Один за другим таитяне опускали ружья прикладами в землю. Они потупили головы, лица их даже посерели от стыда и гнева: женщина смеет учить мужчин уму-разуму, но возражать ей никто не решился — все, что говорила Омаата, было сущей правдой.
— Да, да, — продолжала Омаата, — я, женщина, стыжу вас! Даже свиньи и те ведут себя разумнее! Какая польза стрелять по пустому бочонку? А ведь из-за такого пустяка Кори чуть не убил Меоро!
Кори, широкий, коренастый, с длинными, как у гориллы, руками, показал пальцем на Меоро и произнес тоном набедокурившего ребенка:
— Ведь он первый начал.
— Молчи! — приказала Омаата.
Затем сделала шаг вперед, взяла Кори за плечо и подвел его к Меоро. Тот было отступил назад, но Омаата, схватив его за запястье, силой соединила их руки.
Оба таитянина с минуту молча смотрели друг на друга, потом Кори обвил правой рукой шею Меоро, привлек его к себе и начал тереться щекой о его щеку. Только теперь он ясно осознал весь ужас своего поступка. Его толстые губы раздвинулись для улыбки, но вместо улыбки сложились почти правильным квадратом, как на античной трагической маске, по лицу заструились слезы, и хриплые рыдания, с силой вырвавшиеся из горла, сотрясли его могучий торс. Он чуть было не убил Меоро! Никогда он не утешится! Не выпуская из объятий свою жертву, он пытался заговорить, но слова не шли с его уст, черные глаза с отчаянием и грустью были прикованы к лицу Меоро.
Тут таитяне окружили недавних врагов. Они дружески хлопали их по спине, щипали за плечи, пытались утешить Кори, и голоса их звучали нежнее, чем женский голос. Бедняжка Кори, он так рассердился! О да, он ужасно рассердился! Но ведь ничего дурного не случилось! Бедняжка Кори! Все знают, какой он кроткий, милый, услужливый! Все его любят! Все, все его любят! Все его любят!
— Мистер Парсел, — сказал Масон, прерывая излияния таитян, скажите чернокожим, пусть вернут пули.

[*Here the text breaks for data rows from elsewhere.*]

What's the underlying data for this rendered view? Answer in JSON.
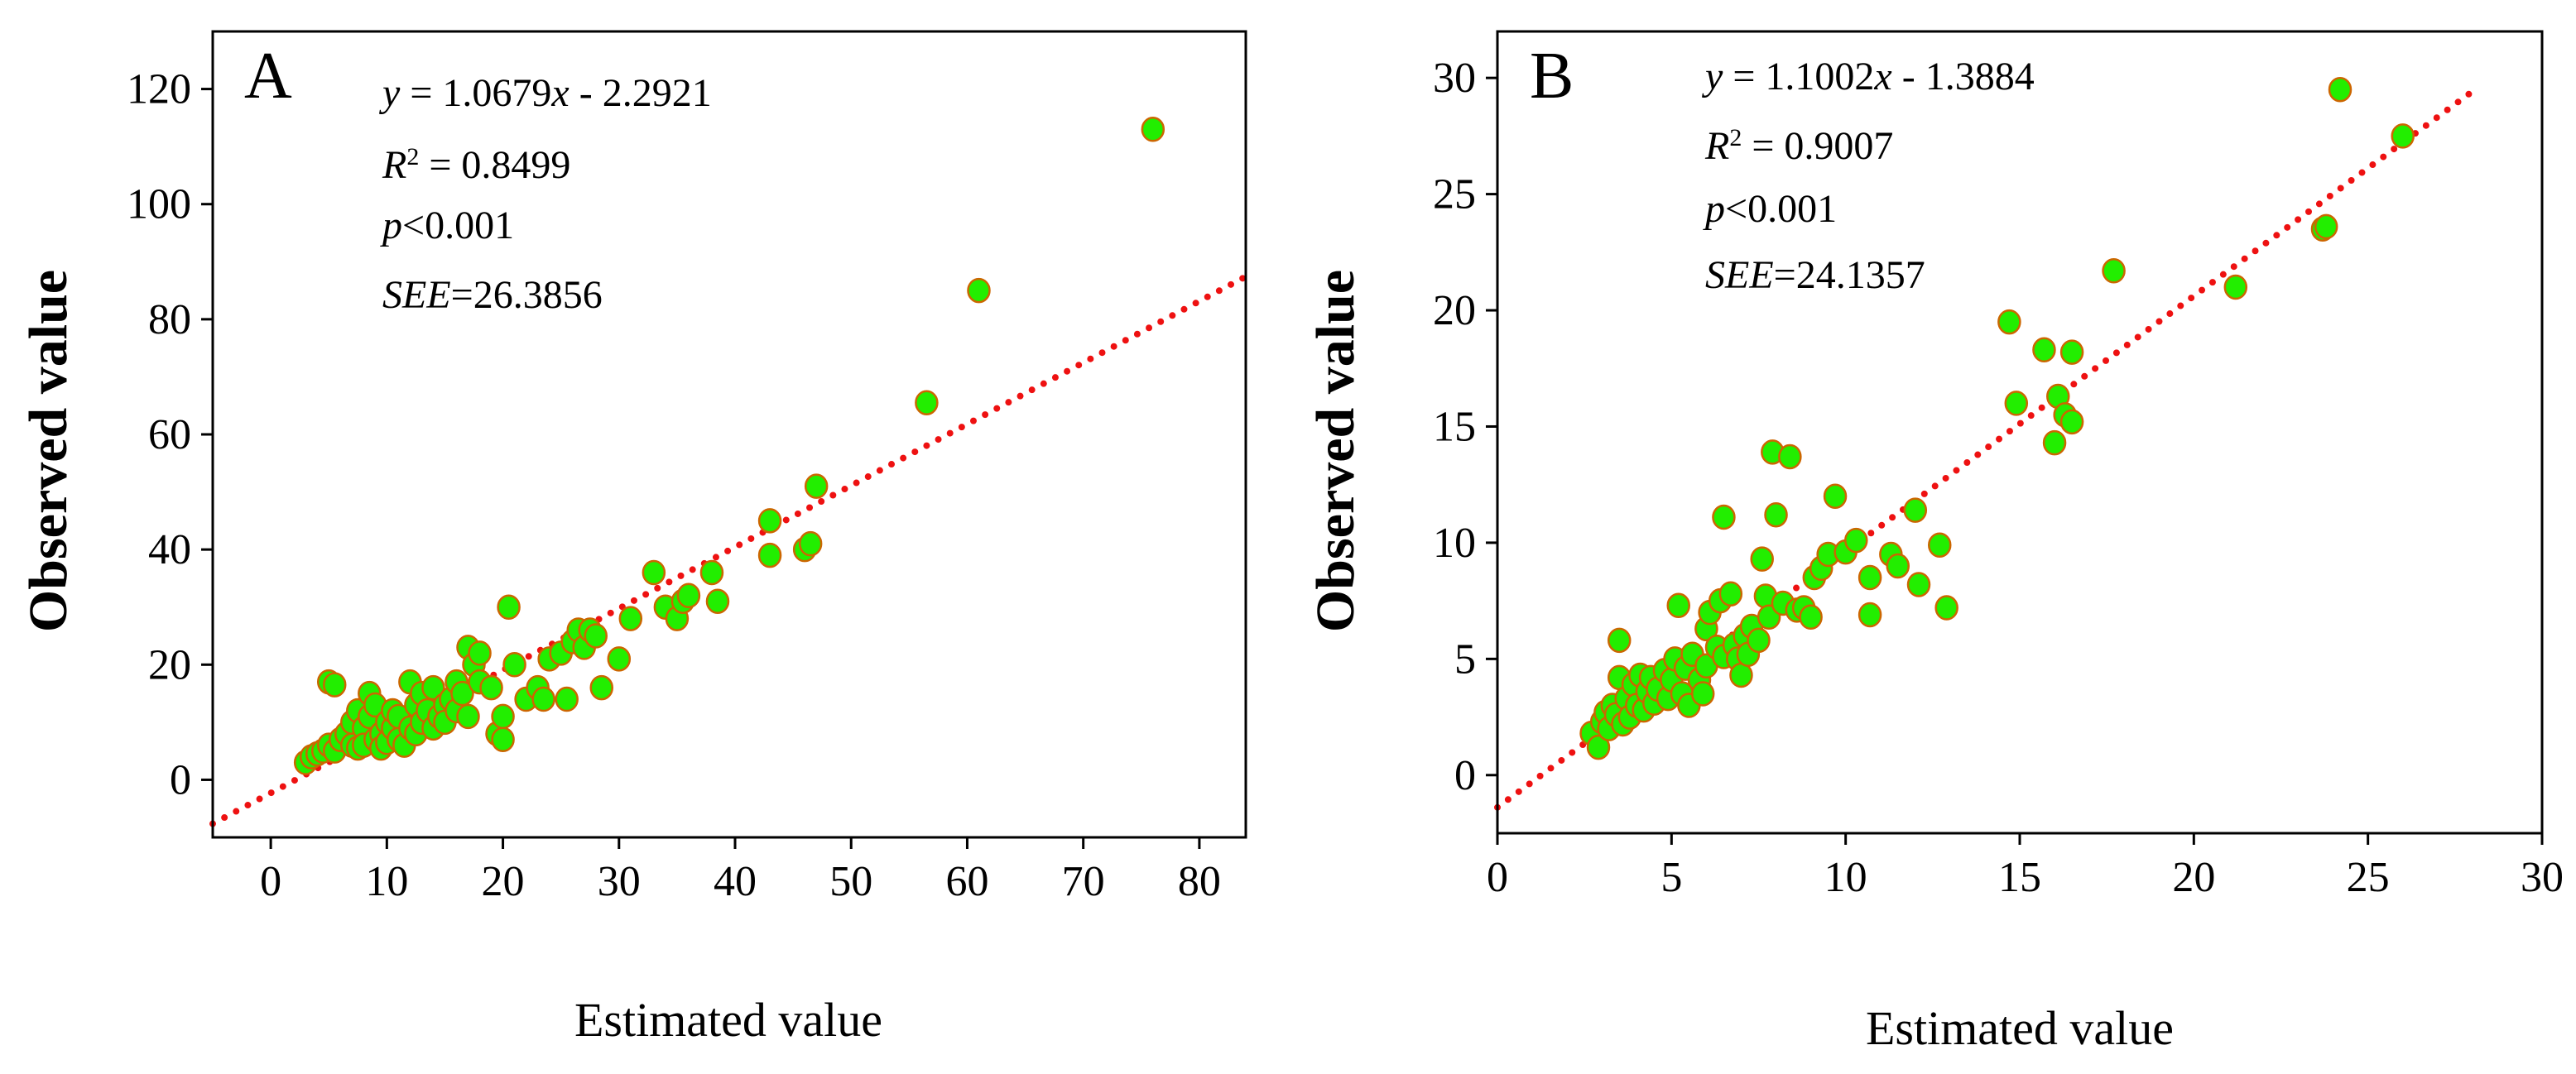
{
  "figure": {
    "style": {
      "point_fill": "#22ee00",
      "point_stroke": "#cc6600",
      "fit_line_color": "#ee1111",
      "axis_color": "#000000"
    }
  },
  "chart_data": [
    {
      "type": "scatter",
      "panel_label": "A",
      "title": "",
      "xlabel": "Estimated value",
      "ylabel": "Observed value",
      "xlim": [
        -5,
        84
      ],
      "ylim": [
        -10,
        130
      ],
      "xticks": [
        0,
        10,
        20,
        30,
        40,
        50,
        60,
        70,
        80
      ],
      "yticks": [
        0,
        20,
        40,
        60,
        80,
        100,
        120
      ],
      "xtick_labels": [
        "0",
        "10",
        "20",
        "30",
        "40",
        "50",
        "60",
        "70",
        "80"
      ],
      "ytick_labels": [
        "0",
        "20",
        "40",
        "60",
        "80",
        "100",
        "120"
      ],
      "grid": false,
      "annotations": {
        "equation": {
          "y": "y",
          "eq": " = 1.0679",
          "x": "x",
          "rest": " - 2.2921"
        },
        "r2": {
          "r": "R",
          "sup": "2",
          "rest": " = 0.8499"
        },
        "p": {
          "p": "p",
          "rest": "<0.001"
        },
        "see": {
          "see": "SEE",
          "rest": "=26.3856"
        }
      },
      "fit": {
        "slope": 1.0679,
        "intercept": -2.2921,
        "x_range": [
          -5,
          84
        ]
      },
      "points": [
        [
          3,
          3
        ],
        [
          3.5,
          4
        ],
        [
          4,
          4.5
        ],
        [
          4.5,
          5
        ],
        [
          5,
          6
        ],
        [
          5,
          17
        ],
        [
          5.5,
          16.5
        ],
        [
          5.5,
          5
        ],
        [
          6,
          7
        ],
        [
          6.5,
          8
        ],
        [
          7,
          10
        ],
        [
          7,
          6
        ],
        [
          7.5,
          12
        ],
        [
          7.5,
          5.5
        ],
        [
          8,
          9
        ],
        [
          8,
          6
        ],
        [
          8.5,
          15
        ],
        [
          8.5,
          11
        ],
        [
          9,
          7
        ],
        [
          9,
          13
        ],
        [
          9.5,
          8
        ],
        [
          9.5,
          5.5
        ],
        [
          10,
          10
        ],
        [
          10,
          6.5
        ],
        [
          10.5,
          9
        ],
        [
          10.5,
          12
        ],
        [
          11,
          7
        ],
        [
          11,
          11
        ],
        [
          11.5,
          6
        ],
        [
          12,
          9
        ],
        [
          12,
          17
        ],
        [
          12.5,
          13
        ],
        [
          12.5,
          8
        ],
        [
          13,
          10
        ],
        [
          13,
          15
        ],
        [
          13.5,
          12
        ],
        [
          14,
          9
        ],
        [
          14,
          16
        ],
        [
          14.5,
          11
        ],
        [
          15,
          13
        ],
        [
          15,
          10
        ],
        [
          15.5,
          14
        ],
        [
          16,
          12
        ],
        [
          16,
          17
        ],
        [
          16.5,
          15
        ],
        [
          17,
          11
        ],
        [
          17,
          23
        ],
        [
          17.5,
          20
        ],
        [
          18,
          17
        ],
        [
          18,
          22
        ],
        [
          19,
          16
        ],
        [
          19.5,
          8
        ],
        [
          20,
          7
        ],
        [
          20,
          11
        ],
        [
          20.5,
          30
        ],
        [
          21,
          20
        ],
        [
          22,
          14
        ],
        [
          23,
          16
        ],
        [
          23.5,
          14
        ],
        [
          24,
          21
        ],
        [
          25,
          22
        ],
        [
          25.5,
          14
        ],
        [
          26,
          24
        ],
        [
          26.5,
          26
        ],
        [
          27,
          23
        ],
        [
          27.5,
          26
        ],
        [
          28,
          25
        ],
        [
          28.5,
          16
        ],
        [
          30,
          21
        ],
        [
          31,
          28
        ],
        [
          33,
          36
        ],
        [
          34,
          30
        ],
        [
          35,
          28
        ],
        [
          35.5,
          31
        ],
        [
          36,
          32
        ],
        [
          38,
          36
        ],
        [
          38.5,
          31
        ],
        [
          43,
          39
        ],
        [
          43,
          45
        ],
        [
          46,
          40
        ],
        [
          46.5,
          41
        ],
        [
          47,
          51
        ],
        [
          56.5,
          65.5
        ],
        [
          61,
          85
        ],
        [
          76,
          113
        ]
      ]
    },
    {
      "type": "scatter",
      "panel_label": "B",
      "title": "",
      "xlabel": "Estimated value",
      "ylabel": "Observed value",
      "xlim": [
        0,
        30
      ],
      "ylim": [
        -2.5,
        32
      ],
      "xticks": [
        0,
        5,
        10,
        15,
        20,
        25,
        30
      ],
      "yticks": [
        0,
        5,
        10,
        15,
        20,
        25,
        30
      ],
      "xtick_labels": [
        "0",
        "5",
        "10",
        "15",
        "20",
        "25",
        "30"
      ],
      "ytick_labels": [
        "0",
        "5",
        "10",
        "15",
        "20",
        "25",
        "30"
      ],
      "grid": false,
      "annotations": {
        "equation": {
          "y": "y",
          "eq": " = 1.1002",
          "x": "x",
          "rest": " - 1.3884"
        },
        "r2": {
          "r": "R",
          "sup": "2",
          "rest": " = 0.9007"
        },
        "p": {
          "p": "p",
          "rest": "<0.001"
        },
        "see": {
          "see": "SEE",
          "rest": "=24.1357"
        }
      },
      "fit": {
        "slope": 1.1002,
        "intercept": -1.3884,
        "x_range": [
          0,
          28
        ]
      },
      "points": [
        [
          2.7,
          1.8
        ],
        [
          2.9,
          1.2
        ],
        [
          3,
          2.3
        ],
        [
          3.1,
          2.7
        ],
        [
          3.2,
          2
        ],
        [
          3.3,
          3
        ],
        [
          3.4,
          2.6
        ],
        [
          3.5,
          5.8
        ],
        [
          3.5,
          4.2
        ],
        [
          3.6,
          2.2
        ],
        [
          3.7,
          3.3
        ],
        [
          3.8,
          2.5
        ],
        [
          3.9,
          3.9
        ],
        [
          4,
          3
        ],
        [
          4.1,
          4.3
        ],
        [
          4.2,
          2.8
        ],
        [
          4.3,
          3.6
        ],
        [
          4.4,
          4.2
        ],
        [
          4.5,
          3.1
        ],
        [
          4.6,
          3.7
        ],
        [
          4.8,
          4.5
        ],
        [
          4.9,
          3.3
        ],
        [
          5,
          4.1
        ],
        [
          5.1,
          5
        ],
        [
          5.2,
          7.3
        ],
        [
          5.3,
          3.5
        ],
        [
          5.4,
          4.6
        ],
        [
          5.5,
          3
        ],
        [
          5.6,
          5.2
        ],
        [
          5.8,
          4.1
        ],
        [
          5.9,
          3.5
        ],
        [
          6,
          4.7
        ],
        [
          6,
          6.3
        ],
        [
          6.1,
          7
        ],
        [
          6.3,
          5.5
        ],
        [
          6.4,
          7.5
        ],
        [
          6.5,
          5.1
        ],
        [
          6.5,
          11.1
        ],
        [
          6.7,
          7.8
        ],
        [
          6.8,
          5.6
        ],
        [
          6.9,
          5
        ],
        [
          7,
          4.3
        ],
        [
          7.1,
          6
        ],
        [
          7.2,
          5.2
        ],
        [
          7.3,
          6.4
        ],
        [
          7.5,
          5.8
        ],
        [
          7.6,
          9.3
        ],
        [
          7.7,
          7.7
        ],
        [
          7.8,
          6.8
        ],
        [
          7.9,
          13.9
        ],
        [
          8,
          11.2
        ],
        [
          8.2,
          7.4
        ],
        [
          8.4,
          13.7
        ],
        [
          8.6,
          7.1
        ],
        [
          8.8,
          7.2
        ],
        [
          9,
          6.8
        ],
        [
          9.1,
          8.5
        ],
        [
          9.3,
          8.9
        ],
        [
          9.5,
          9.5
        ],
        [
          9.7,
          12
        ],
        [
          10,
          9.6
        ],
        [
          10.3,
          10.1
        ],
        [
          10.7,
          8.5
        ],
        [
          10.7,
          6.9
        ],
        [
          11.3,
          9.5
        ],
        [
          11.5,
          9
        ],
        [
          12,
          11.4
        ],
        [
          12.1,
          8.2
        ],
        [
          12.7,
          9.9
        ],
        [
          12.9,
          7.2
        ],
        [
          14.7,
          19.5
        ],
        [
          14.9,
          16
        ],
        [
          15.7,
          18.3
        ],
        [
          16,
          14.3
        ],
        [
          16.1,
          16.3
        ],
        [
          16.3,
          15.5
        ],
        [
          16.5,
          18.2
        ],
        [
          16.5,
          15.2
        ],
        [
          17.7,
          21.7
        ],
        [
          21.2,
          21
        ],
        [
          23.7,
          23.5
        ],
        [
          23.8,
          23.6
        ],
        [
          24.2,
          29.5
        ],
        [
          26,
          27.5
        ]
      ]
    }
  ]
}
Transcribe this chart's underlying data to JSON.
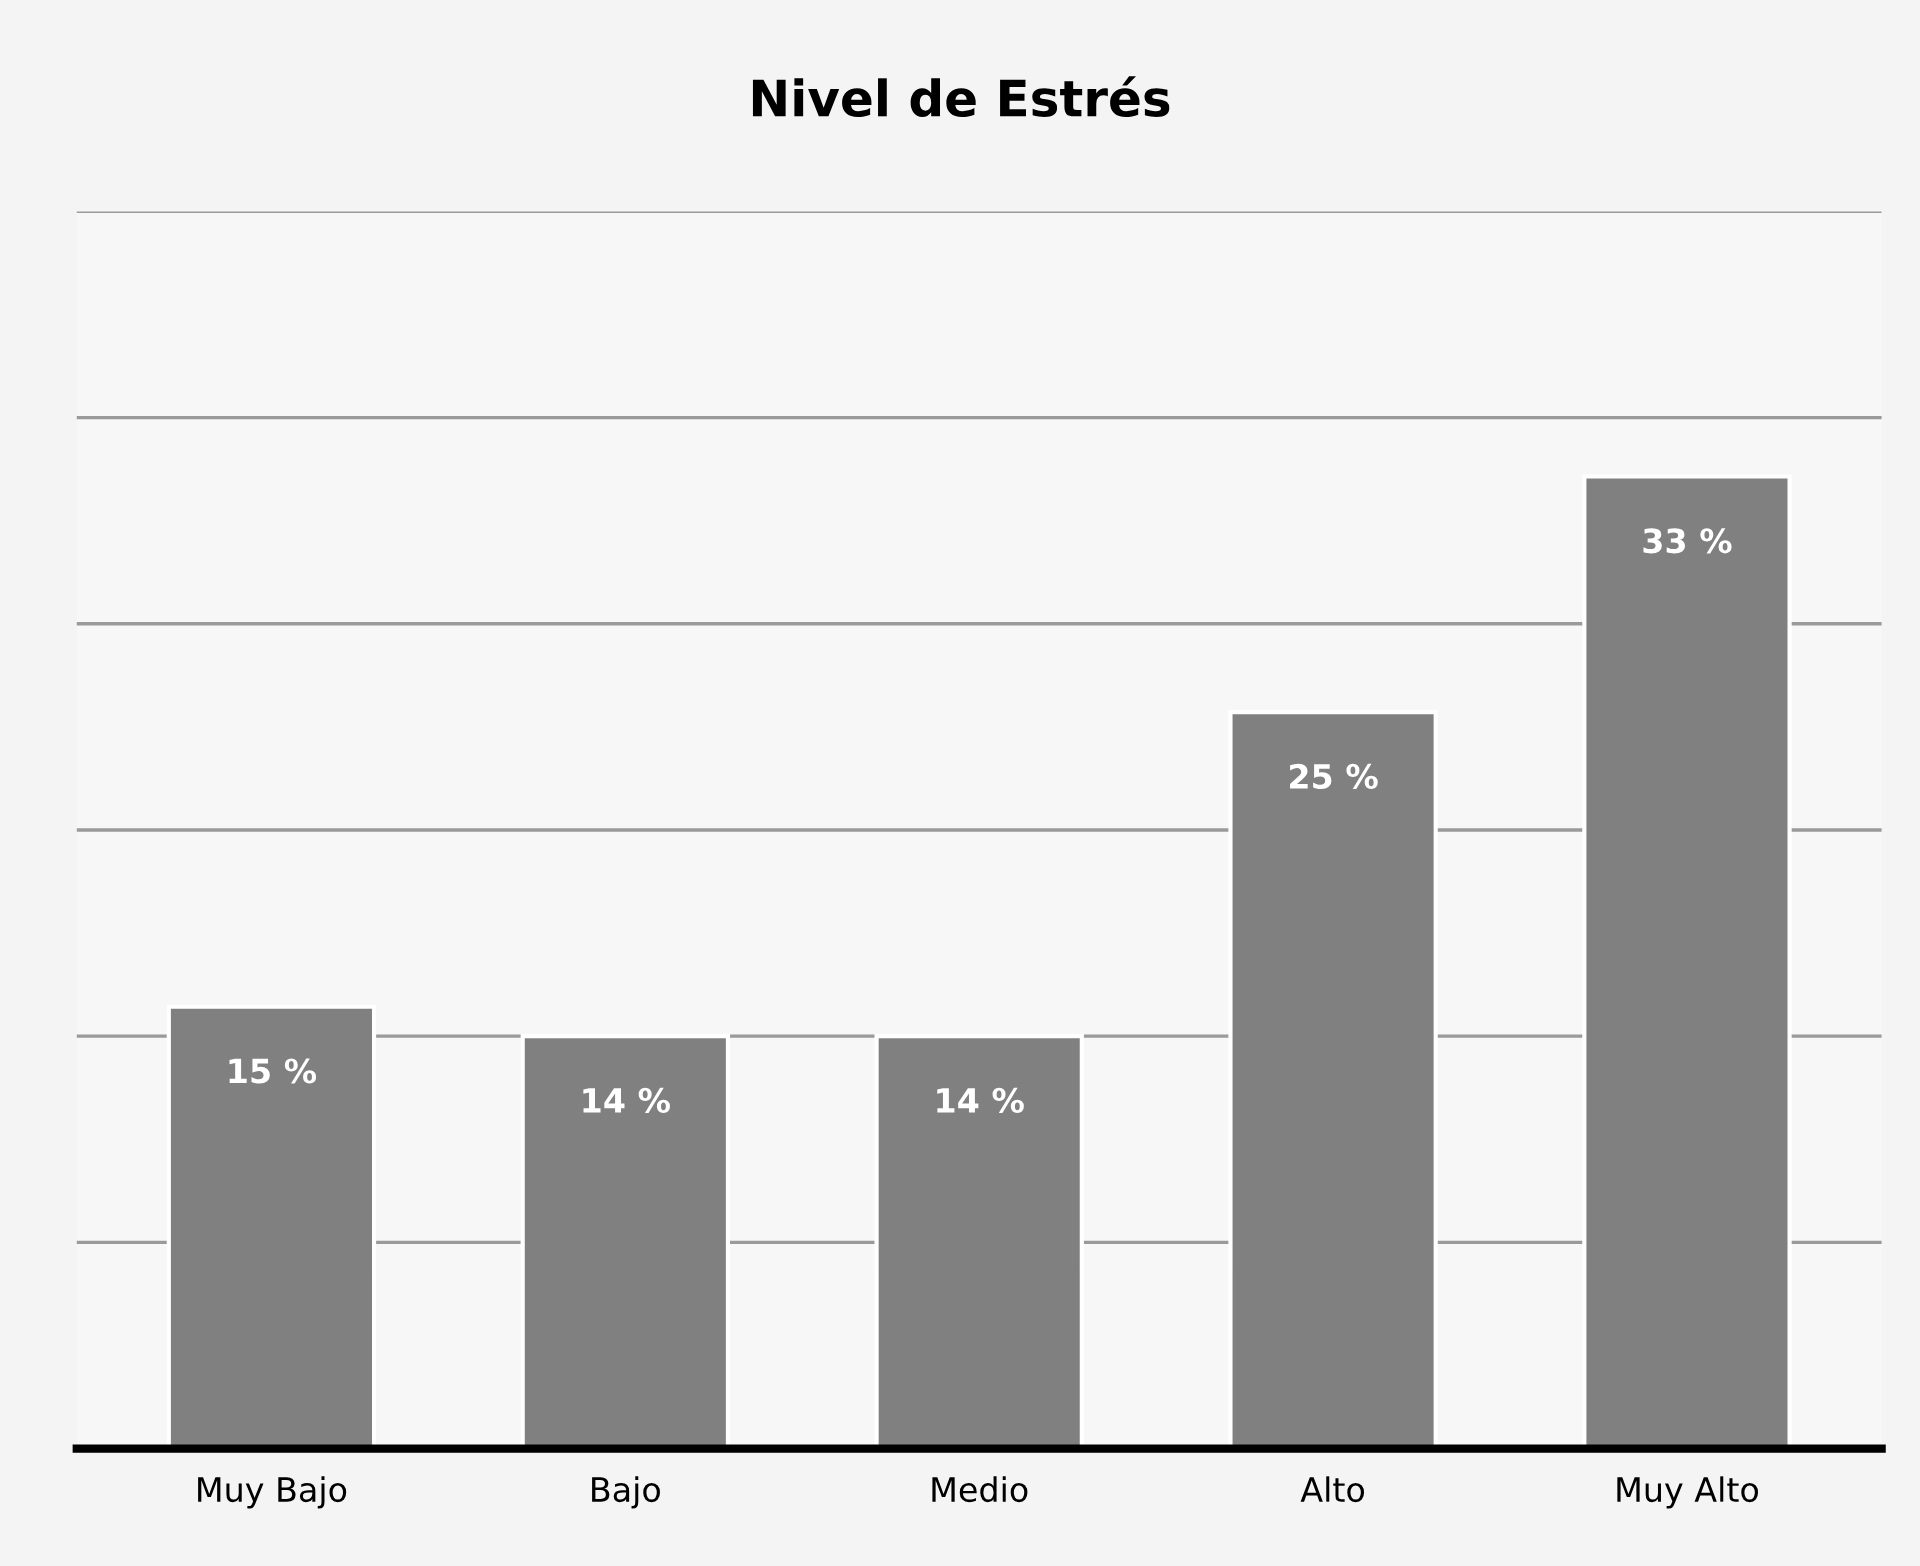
{
  "chart_data": {
    "type": "bar",
    "title": "Nivel de Estrés",
    "categories": [
      "Muy Bajo",
      "Bajo",
      "Medio",
      "Alto",
      "Muy Alto"
    ],
    "values": [
      15,
      14,
      14,
      25,
      33
    ],
    "value_labels": [
      "15 %",
      "14 %",
      "14 %",
      "25 %",
      "33 %"
    ],
    "color": "#808080",
    "ylim": [
      0,
      42
    ],
    "yticks": [
      {
        "value": 0,
        "label": null
      },
      {
        "value": 7,
        "label": null
      },
      {
        "value": 14,
        "label": null
      },
      {
        "value": 21,
        "label": null
      },
      {
        "value": 28,
        "label": null
      },
      {
        "value": 35,
        "label": null
      },
      {
        "value": 42,
        "label": null
      }
    ],
    "tick_labels": "x",
    "grid": "y"
  }
}
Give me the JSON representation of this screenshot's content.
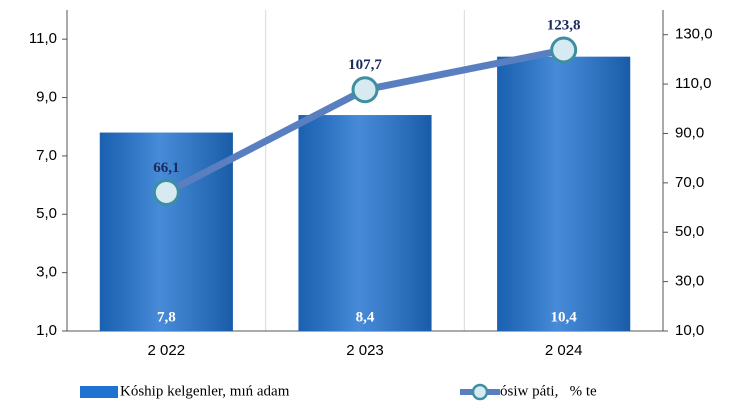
{
  "chart_data": {
    "type": "bar",
    "categories": [
      "2 022",
      "2 023",
      "2 024"
    ],
    "series": [
      {
        "name": "Kóship kelgenler, mıń adam",
        "type": "bar",
        "color": "#1f72d0",
        "values": [
          7.8,
          8.4,
          10.4
        ],
        "value_labels": [
          "7,8",
          "8,4",
          "10,4"
        ]
      },
      {
        "name": "ósiw páti,   % te",
        "type": "line",
        "axis": "y2",
        "color": "#5a7fc0",
        "values": [
          66.1,
          107.7,
          123.8
        ],
        "value_labels": [
          "66,1",
          "107,7",
          "123,8"
        ]
      }
    ],
    "ylim": [
      1,
      12
    ],
    "yticks": [
      {
        "value": 1,
        "label": "1,0"
      },
      {
        "value": 3,
        "label": "3,0"
      },
      {
        "value": 5,
        "label": "5,0"
      },
      {
        "value": 7,
        "label": "7,0"
      },
      {
        "value": 9,
        "label": "9,0"
      },
      {
        "value": 11,
        "label": "11,0"
      }
    ],
    "y2lim": [
      10,
      140
    ],
    "y2ticks": [
      {
        "value": 10,
        "label": "10,0"
      },
      {
        "value": 30,
        "label": "30,0"
      },
      {
        "value": 50,
        "label": "50,0"
      },
      {
        "value": 70,
        "label": "70,0"
      },
      {
        "value": 90,
        "label": "90,0"
      },
      {
        "value": 110,
        "label": "110,0"
      },
      {
        "value": 130,
        "label": "130,0"
      }
    ],
    "legend": "bottom"
  }
}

Парсел перевел приказ капитана, и Меани тут же обошел своих товарищей, собрал оставшиеся у них пули и вручил их Мэсону. И отдавая пули, он произнес целую речь, исполненную изящества и достоинства. Его жесты напоминали жесты Оту, только руками он разводил не так округло.
— Что он сказал, мистер Парсел? — осведомился Мэсон.
— Он приносит вам свои извинения за плохие манеры таитян и заверяет, что впредь они будут относиться к вам с уважением, как к родному отцу.
— Что ж, прекрасно, — буркнул Мэсон, — я очень рад, что мы их снова прибрали к рукам.
С этими словами он повернулся и направился к трапу.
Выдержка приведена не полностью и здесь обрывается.